Ein Freund von mir wohnt in Dresden und da bot es sich an ihn mal wieder zu besuchen. Dresden kannte ich bisher auch nur von Bildern, vor allem als Elbflorenz und durch die fast totale Zerstörung durch anglo-amerikanische Bomberangriffe am 13. Februar 1945. In jüngerer Zeit stand öfter noch der Wiederaufbau der Frauenkirche in der Presse. Also nichts wie hin und die Stadt erkunden. Denn viel mehr als das Klische "Elbflorenz" oder "das Tal der Ahnungslosen" kannte ich von Dresden noch nicht. Letztere Aussage ist von der Bedeutung der Abkürzung ARD in der DDR abgeleitet, außer Raum Dresden. Denn wegen der Tallage der Stadt konnten die Menschen hier als einzige DDR Bürger keine Westmedien empfangen.

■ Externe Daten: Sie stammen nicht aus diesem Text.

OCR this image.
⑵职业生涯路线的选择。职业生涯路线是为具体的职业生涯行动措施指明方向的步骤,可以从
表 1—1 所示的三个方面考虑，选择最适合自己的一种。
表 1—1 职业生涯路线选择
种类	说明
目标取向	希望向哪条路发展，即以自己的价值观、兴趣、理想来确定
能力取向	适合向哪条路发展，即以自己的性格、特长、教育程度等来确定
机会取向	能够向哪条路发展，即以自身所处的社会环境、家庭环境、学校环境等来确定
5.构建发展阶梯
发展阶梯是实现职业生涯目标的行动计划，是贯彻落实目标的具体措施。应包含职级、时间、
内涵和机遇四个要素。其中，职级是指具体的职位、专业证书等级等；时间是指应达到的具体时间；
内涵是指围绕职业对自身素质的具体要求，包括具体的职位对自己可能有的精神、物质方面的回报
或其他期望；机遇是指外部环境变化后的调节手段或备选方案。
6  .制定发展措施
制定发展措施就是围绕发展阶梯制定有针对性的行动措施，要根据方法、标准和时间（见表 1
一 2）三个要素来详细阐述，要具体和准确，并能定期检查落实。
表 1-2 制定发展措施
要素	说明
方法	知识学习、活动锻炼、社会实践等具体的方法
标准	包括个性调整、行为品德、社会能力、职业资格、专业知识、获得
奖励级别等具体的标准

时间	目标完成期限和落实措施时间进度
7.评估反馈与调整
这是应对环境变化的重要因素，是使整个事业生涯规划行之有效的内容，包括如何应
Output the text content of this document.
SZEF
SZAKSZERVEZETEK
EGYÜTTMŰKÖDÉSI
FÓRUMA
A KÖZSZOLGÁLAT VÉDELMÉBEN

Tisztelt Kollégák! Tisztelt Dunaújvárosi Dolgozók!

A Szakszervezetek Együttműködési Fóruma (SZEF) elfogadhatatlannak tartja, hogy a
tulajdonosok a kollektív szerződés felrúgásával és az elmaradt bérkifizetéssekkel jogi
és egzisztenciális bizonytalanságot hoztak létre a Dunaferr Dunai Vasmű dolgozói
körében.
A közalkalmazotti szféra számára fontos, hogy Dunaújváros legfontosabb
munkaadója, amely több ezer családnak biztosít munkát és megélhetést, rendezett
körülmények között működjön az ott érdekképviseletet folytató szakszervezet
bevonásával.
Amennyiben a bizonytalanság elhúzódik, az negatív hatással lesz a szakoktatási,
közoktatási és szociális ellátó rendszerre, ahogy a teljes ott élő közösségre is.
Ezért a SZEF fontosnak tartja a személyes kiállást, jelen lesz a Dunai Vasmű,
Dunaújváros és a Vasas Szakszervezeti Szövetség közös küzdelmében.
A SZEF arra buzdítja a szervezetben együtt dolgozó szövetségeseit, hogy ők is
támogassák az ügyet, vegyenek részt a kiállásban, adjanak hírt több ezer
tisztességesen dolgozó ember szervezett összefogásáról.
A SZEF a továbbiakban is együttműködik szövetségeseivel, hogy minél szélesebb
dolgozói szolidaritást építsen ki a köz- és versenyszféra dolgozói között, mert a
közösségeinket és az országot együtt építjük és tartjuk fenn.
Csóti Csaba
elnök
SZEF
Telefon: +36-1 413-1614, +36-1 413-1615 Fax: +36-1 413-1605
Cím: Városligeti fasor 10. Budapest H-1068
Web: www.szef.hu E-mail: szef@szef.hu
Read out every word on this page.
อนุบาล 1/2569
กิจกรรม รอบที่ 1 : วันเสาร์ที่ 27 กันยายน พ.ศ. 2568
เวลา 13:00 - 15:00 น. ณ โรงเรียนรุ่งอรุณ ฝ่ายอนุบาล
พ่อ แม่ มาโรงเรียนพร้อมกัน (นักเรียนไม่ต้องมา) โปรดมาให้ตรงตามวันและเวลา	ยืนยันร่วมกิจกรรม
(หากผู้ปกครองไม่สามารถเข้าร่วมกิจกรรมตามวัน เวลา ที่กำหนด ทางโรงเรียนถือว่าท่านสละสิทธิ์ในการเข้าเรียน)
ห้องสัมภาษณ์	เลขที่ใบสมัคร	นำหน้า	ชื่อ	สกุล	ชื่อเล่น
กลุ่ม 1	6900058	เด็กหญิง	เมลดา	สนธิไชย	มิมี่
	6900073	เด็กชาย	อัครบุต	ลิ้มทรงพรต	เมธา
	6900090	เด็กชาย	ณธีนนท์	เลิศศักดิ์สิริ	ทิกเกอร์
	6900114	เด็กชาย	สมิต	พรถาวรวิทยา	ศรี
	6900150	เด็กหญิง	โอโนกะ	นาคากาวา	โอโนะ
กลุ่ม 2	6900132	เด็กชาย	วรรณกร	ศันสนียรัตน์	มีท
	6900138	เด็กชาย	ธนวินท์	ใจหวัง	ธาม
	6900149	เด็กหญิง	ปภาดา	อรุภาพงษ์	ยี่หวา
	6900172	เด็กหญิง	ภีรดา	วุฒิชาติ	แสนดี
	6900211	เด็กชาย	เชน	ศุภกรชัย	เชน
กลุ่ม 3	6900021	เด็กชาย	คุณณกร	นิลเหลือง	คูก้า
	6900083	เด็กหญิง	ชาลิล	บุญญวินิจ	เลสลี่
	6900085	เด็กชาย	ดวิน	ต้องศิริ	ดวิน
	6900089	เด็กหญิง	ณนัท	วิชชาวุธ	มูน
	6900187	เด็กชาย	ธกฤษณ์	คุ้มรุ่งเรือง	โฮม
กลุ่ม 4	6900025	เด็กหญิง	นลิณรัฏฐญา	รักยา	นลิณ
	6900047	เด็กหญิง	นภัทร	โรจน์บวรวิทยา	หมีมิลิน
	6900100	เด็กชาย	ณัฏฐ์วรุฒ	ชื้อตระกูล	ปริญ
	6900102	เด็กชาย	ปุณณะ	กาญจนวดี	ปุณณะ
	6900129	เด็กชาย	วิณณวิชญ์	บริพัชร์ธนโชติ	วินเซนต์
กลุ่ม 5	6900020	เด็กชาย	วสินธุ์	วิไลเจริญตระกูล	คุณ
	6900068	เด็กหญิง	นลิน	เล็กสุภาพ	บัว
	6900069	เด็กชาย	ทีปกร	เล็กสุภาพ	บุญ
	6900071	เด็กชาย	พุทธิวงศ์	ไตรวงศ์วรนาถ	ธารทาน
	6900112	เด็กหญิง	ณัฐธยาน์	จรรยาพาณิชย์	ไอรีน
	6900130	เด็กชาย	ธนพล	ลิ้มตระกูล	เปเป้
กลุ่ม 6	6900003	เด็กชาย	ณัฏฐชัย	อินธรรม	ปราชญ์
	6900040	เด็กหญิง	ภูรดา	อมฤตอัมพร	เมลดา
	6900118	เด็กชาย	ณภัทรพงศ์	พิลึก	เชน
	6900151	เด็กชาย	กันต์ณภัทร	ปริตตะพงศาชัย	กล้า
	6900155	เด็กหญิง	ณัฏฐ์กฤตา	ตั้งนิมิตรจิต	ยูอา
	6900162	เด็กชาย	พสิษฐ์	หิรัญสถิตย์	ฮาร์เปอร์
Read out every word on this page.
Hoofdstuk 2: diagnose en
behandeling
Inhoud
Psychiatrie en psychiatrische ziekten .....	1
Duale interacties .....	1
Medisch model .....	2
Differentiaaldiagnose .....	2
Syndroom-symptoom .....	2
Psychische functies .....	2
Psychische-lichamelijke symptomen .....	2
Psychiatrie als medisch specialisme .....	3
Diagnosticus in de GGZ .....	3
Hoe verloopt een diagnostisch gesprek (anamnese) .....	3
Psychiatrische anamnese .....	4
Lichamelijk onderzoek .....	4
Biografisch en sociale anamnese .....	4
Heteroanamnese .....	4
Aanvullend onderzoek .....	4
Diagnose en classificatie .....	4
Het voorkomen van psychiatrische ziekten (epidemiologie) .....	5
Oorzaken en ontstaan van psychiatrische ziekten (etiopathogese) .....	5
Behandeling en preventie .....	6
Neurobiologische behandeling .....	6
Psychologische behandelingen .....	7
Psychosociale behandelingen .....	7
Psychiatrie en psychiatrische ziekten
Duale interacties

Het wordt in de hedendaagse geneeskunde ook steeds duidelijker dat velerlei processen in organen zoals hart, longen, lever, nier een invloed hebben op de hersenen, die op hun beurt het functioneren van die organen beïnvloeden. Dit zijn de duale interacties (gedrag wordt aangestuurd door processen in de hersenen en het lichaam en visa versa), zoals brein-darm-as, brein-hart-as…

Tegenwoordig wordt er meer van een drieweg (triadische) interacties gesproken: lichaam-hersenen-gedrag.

Als ich am Bahnhof ausstieg, machte ich mit der ersten Eigenschaft der Dresdner Altstadt Bekanntschaft, der Leere. Sie blieb vom Bomberangriff übrig. Weiterhin sah ich viele zweckmäßige Neubauten, die anstelle der alten, architektonisch ansprechenderen errichtet wurden. In einer alten Ost-Straßenbahn fuhr ich dann zur Wohnung meines Freundes. Die Eindrücke verstärkten sich. An mir zog viel Leere vorbei, dazwischen viele Neubauten und einige schöne Altbauten. Beim Überqueren der Elbe sah ich zum ersten Mal die Schokoladenseite der Stadt in Real.

Die Wohnung lag in einem ruhigen Viertel mit vielen renovierten Altbauten. Hier sind nur wenige Bomben eingeschlagen. Sichtbarstes Zeichen des Krieges war die Ruine der neugotischen St. Pauli Kirche, die heute für kulturelle Veranstaltungen genutzt wird. Doch noch waren nicht alle Häuser "auf Vordermann gebracht". Einigen sah ich den Verfall noch gut an, Putz bröckelte, Fenster waren eingeschlagen und das Erdgeschoß mit Plakaten beklebt. Hier war ich wohl in einer Wohngegend mit vielen Alternativen, Linken und Studenten. Als Bestätigung liefen mir gleich zwei Punks über den Weg. Ja das war doch die richtige Umgebung für mich. Die Ausgangsbasis für den Dresdenbesuch war schon mal gut.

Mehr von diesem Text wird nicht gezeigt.